A biomarker is a defined characteristic that is objectively measured as an indicator of normal biological processes, pathologic processes, or responses to an exposure or intervention, including therapeutic interventions. In a drug development context, biomarkers may be used for several different purposes such as identifying patients for clinical trial enrollment, monitoring the safety of a therapy, or finding out if a treatment is having the desired effect on the body. (https://www.fda.gov/drugs/developme...point-resources-drug-and-biologic-development)

In order for a biomarker to be considered a surrogate endpoint, there must be a relationship between the biomarker and the clinical outcome; a mere association between the biomarker and the pathophysiology of the disease is not sufficient. If general information about the disease pathophysiology and the intervention’s mechanism of action, surrogate endpoints are expected to predict clinical benefit or harm. While surrogate endpoints have historically been used to rapidly assess medical interventions in clinical trials, they do not have strict validation criteria. (https://www.ncbi.nlm.nih.gov/pmc/articles/PMC8085844/)

All-Cause Mortality

Anything that causes death is considered to be a "cause of death." Therefore, all-cause mortality is any cause of death.

While mortality can be random, patterns can often be found that result from particular behaviors. Many longitudinal studies aim to assess which risk factors lead to specific illnesses such as heart disease or cancer.
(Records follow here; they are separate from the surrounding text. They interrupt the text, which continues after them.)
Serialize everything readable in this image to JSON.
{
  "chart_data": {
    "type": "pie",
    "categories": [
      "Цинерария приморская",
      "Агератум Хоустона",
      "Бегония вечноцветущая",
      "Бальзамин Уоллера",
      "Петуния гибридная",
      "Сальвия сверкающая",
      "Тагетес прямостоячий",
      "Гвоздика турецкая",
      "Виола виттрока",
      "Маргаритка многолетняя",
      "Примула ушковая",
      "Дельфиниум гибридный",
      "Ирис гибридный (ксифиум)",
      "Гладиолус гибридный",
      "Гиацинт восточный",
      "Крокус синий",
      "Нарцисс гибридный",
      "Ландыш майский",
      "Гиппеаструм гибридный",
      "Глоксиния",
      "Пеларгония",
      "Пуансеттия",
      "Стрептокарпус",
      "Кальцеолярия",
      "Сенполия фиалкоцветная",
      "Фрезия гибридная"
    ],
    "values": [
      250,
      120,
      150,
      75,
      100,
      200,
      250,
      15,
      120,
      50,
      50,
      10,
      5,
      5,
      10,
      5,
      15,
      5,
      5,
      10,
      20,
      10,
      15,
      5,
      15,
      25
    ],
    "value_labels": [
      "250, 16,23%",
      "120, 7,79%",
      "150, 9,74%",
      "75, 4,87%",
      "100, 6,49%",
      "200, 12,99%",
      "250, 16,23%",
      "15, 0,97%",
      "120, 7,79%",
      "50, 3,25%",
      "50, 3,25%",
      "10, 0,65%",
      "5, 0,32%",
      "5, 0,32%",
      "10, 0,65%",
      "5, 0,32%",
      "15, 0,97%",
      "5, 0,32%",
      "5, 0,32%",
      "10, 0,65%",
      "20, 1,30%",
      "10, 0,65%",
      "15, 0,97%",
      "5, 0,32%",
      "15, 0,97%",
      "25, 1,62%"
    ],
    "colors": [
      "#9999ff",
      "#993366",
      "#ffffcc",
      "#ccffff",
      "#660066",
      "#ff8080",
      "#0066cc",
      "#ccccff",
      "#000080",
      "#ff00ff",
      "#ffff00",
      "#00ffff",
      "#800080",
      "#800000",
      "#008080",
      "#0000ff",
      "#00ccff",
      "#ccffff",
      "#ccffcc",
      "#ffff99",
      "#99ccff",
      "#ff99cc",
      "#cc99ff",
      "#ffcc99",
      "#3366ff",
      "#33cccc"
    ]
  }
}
A risk factor is a condition or behavior that is known to increase vulnerability to a particular disease or outcome. For instance, smoking cigarettes is a major risk factor. That behavior increases your chances of cancer and other serious conditions, which in turn could lead to death. (https://www.verywellhealth.com/what-is-all-cause-mortality-2223349) & (https://www.ncbi.nlm.nih.gov/books/NBK294300/)
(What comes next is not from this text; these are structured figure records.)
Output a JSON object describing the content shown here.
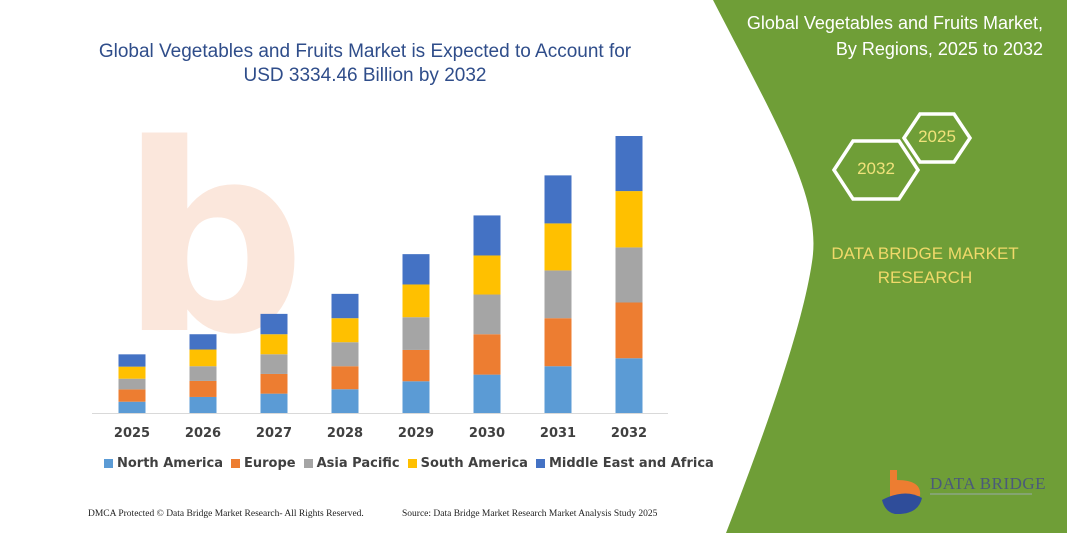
{
  "title": "Global Vegetables and Fruits Market is Expected to Account for USD 3334.46 Billion by 2032",
  "panel": {
    "title_line1": "Global Vegetables and Fruits Market,",
    "title_line2": "By Regions, 2025 to 2032",
    "hex_start": "2025",
    "hex_end": "2032",
    "brand_line1": "DATA BRIDGE MARKET",
    "brand_line2": "RESEARCH",
    "logo_text": "DATA BRIDGE",
    "green": "#6f9e37"
  },
  "footer": {
    "left": "DMCA Protected © Data Bridge Market Research-  All Rights Reserved.",
    "right": "Source: Data Bridge Market Research  Market Analysis Study 2025"
  },
  "chart_data": {
    "type": "bar",
    "stacked": true,
    "title": "Global Vegetables and Fruits Market is Expected to Account for USD 3334.46 Billion by 2032",
    "xlabel": "",
    "ylabel": "",
    "y_axis_shown": false,
    "grid": false,
    "legend_placement": "bottom",
    "categories": [
      "2025",
      "2026",
      "2027",
      "2028",
      "2029",
      "2030",
      "2031",
      "2032"
    ],
    "series": [
      {
        "name": "North America",
        "color": "#5b9bd5",
        "values": [
          136,
          193,
          233,
          286,
          382,
          462,
          563,
          659
        ]
      },
      {
        "name": "Europe",
        "color": "#ed7d31",
        "values": [
          148,
          193,
          237,
          277,
          377,
          486,
          578,
          671
        ]
      },
      {
        "name": "Asia Pacific",
        "color": "#a5a5a5",
        "values": [
          129,
          177,
          237,
          289,
          394,
          478,
          575,
          663
        ]
      },
      {
        "name": "South America",
        "color": "#ffc000",
        "values": [
          145,
          201,
          241,
          289,
          394,
          470,
          566,
          678
        ]
      },
      {
        "name": "Middle East and Africa",
        "color": "#4472c4",
        "values": [
          148,
          184,
          245,
          293,
          365,
          482,
          578,
          663
        ]
      }
    ]
  }
}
My understanding: An All-Cause Morbidity study is the most ideal study as is a good measure of the effectiveness of a drug. If a drug generally reduces your chances of death, given the prevailing circumstance then it’s a good drug. For example, during the pandemic, everyone is at a higher risk of death. If a drug reduces your chances of death either from the disease or from the other ailments that may strike you as a result of catching the disease, then it’s the best drug. This is the same as if a smoker stops smoking then generally, he has better health (in the long run) than a continuing smoker and the chances of death from any cause are lower compared to those of a smoker (holding some factors constant, such as the effects of prior smoking experience).
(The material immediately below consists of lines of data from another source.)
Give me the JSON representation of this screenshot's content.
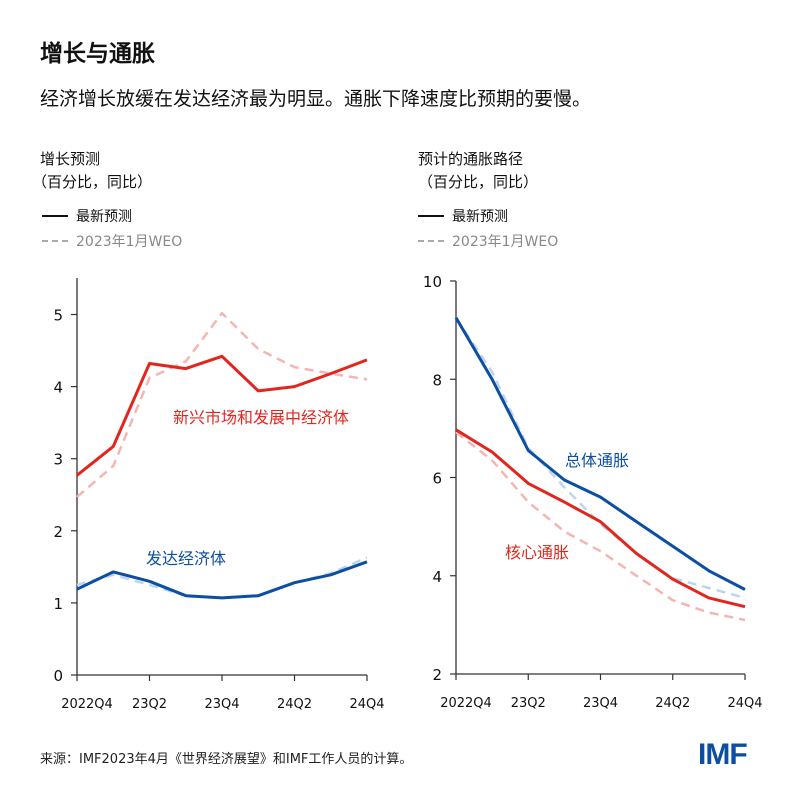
{
  "title": "增长与通胀",
  "subtitle": "经济增长放缓在发达经济最为明显。通胀下降速度比预期的要慢。",
  "legend": {
    "latest": "最新预测",
    "jan": "2023年1月WEO"
  },
  "source": "来源：IMF2023年4月《世界经济展望》和IMF工作人员的计算。",
  "logo": "IMF",
  "colors": {
    "red": "#e3261d",
    "red_light": "#f5b5b1",
    "blue": "#0b4ea2",
    "blue_light": "#bcd5ee"
  },
  "chart_data": [
    {
      "type": "line",
      "title": "增长预测",
      "subtitle": "（百分比，同比）",
      "x": [
        "2022Q4",
        "23Q1",
        "23Q2",
        "23Q3",
        "23Q4",
        "24Q1",
        "24Q2",
        "24Q3",
        "24Q4"
      ],
      "x_tick_labels": [
        "2022Q4",
        "23Q2",
        "23Q4",
        "24Q2",
        "24Q4"
      ],
      "ylim": [
        0,
        5
      ],
      "y_ticks": [
        0,
        1,
        2,
        3,
        4,
        5
      ],
      "grid": false,
      "series": [
        {
          "name": "新兴市场和发展中经济体",
          "vintage": "最新预测",
          "color": "#e3261d",
          "dashed": false,
          "values": [
            2.77,
            3.17,
            4.32,
            4.25,
            4.42,
            3.94,
            4.0,
            4.18,
            4.37
          ]
        },
        {
          "name": "新兴市场和发展中经济体",
          "vintage": "2023年1月WEO",
          "color": "#f5b5b1",
          "dashed": true,
          "values": [
            2.47,
            2.9,
            4.12,
            4.35,
            5.02,
            4.52,
            4.27,
            4.18,
            4.1
          ]
        },
        {
          "name": "发达经济体",
          "vintage": "最新预测",
          "color": "#0b4ea2",
          "dashed": false,
          "values": [
            1.19,
            1.43,
            1.3,
            1.1,
            1.07,
            1.1,
            1.28,
            1.39,
            1.57
          ]
        },
        {
          "name": "发达经济体",
          "vintage": "2023年1月WEO",
          "color": "#bcd5ee",
          "dashed": true,
          "values": [
            1.25,
            1.39,
            1.25,
            1.1,
            1.07,
            1.1,
            1.28,
            1.41,
            1.63
          ]
        }
      ],
      "labels": [
        {
          "text": "新兴市场和发展中经济体",
          "color": "#e3261d"
        },
        {
          "text": "发达经济体",
          "color": "#0b4ea2"
        }
      ]
    },
    {
      "type": "line",
      "title": "预计的通胀路径",
      "subtitle": "（百分比，同比）",
      "x": [
        "2022Q4",
        "23Q1",
        "23Q2",
        "23Q3",
        "23Q4",
        "24Q1",
        "24Q2",
        "24Q3",
        "24Q4"
      ],
      "x_tick_labels": [
        "2022Q4",
        "23Q2",
        "23Q4",
        "24Q2",
        "24Q4"
      ],
      "ylim": [
        2,
        10
      ],
      "y_ticks": [
        2,
        4,
        6,
        8,
        10
      ],
      "grid": false,
      "series": [
        {
          "name": "总体通胀",
          "vintage": "2023年1月WEO",
          "color": "#bcd5ee",
          "dashed": true,
          "values": [
            9.25,
            8.15,
            6.6,
            5.8,
            5.05,
            4.45,
            3.95,
            3.75,
            3.55
          ]
        },
        {
          "name": "核心通胀",
          "vintage": "2023年1月WEO",
          "color": "#f5b5b1",
          "dashed": true,
          "values": [
            6.92,
            6.35,
            5.5,
            4.9,
            4.5,
            4.0,
            3.5,
            3.25,
            3.1
          ]
        },
        {
          "name": "总体通胀",
          "vintage": "最新预测",
          "color": "#0b4ea2",
          "dashed": false,
          "values": [
            9.25,
            8.0,
            6.55,
            5.95,
            5.6,
            5.1,
            4.6,
            4.1,
            3.72
          ]
        },
        {
          "name": "核心通胀",
          "vintage": "最新预测",
          "color": "#e3261d",
          "dashed": false,
          "values": [
            6.97,
            6.52,
            5.88,
            5.5,
            5.1,
            4.45,
            3.93,
            3.55,
            3.37
          ]
        }
      ],
      "labels": [
        {
          "text": "总体通胀",
          "color": "#0b4ea2"
        },
        {
          "text": "核心通胀",
          "color": "#e3261d"
        }
      ]
    }
  ]
}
What does this all mean from my understanding?

  1. Drugs developed and tested based on direct clinical trial endpoints are the best. i.e. if a drug is designed to reduce Diabetes and the tests done tested the reduction of death from diabetes, then this is the best drug as it has tested the most critical endpoint.
  2. Drugs developed and tested based on surrogate endpoints may not be the most reliable as the direct endpoint has not been tested. For example, High Density Lipoproteins (HDL) can be considered a reliable surrogate endpoint for the risk of cardiovascular diseases. However, a drug that increases the HDL levels in the body may not necessarily be a good drug in preventing cardiovascular disease. This is because while it might reduce cardiovascular disease, it may increase other risks such as increased risk of ischemic stroke, worsened glycemic control amongst diabetics, increased incidence of diabetes, serious bleeding complications and trend toward increased risk of death (https://www.ncbi.nlm.nih.gov/pmc/articles/PMC4829575/)
  3. Drugs developed and tested based on overall survival should be the very best. They measure the time from randomization/use of drug until death from any cause. This type of testing essentially answers the question of whether you are better off after taking the drug than that other person who didn’t take the drug. However, for drug development, this is difficult and costly to achieve as it requires a loooot of time (people’s lifetimes basically).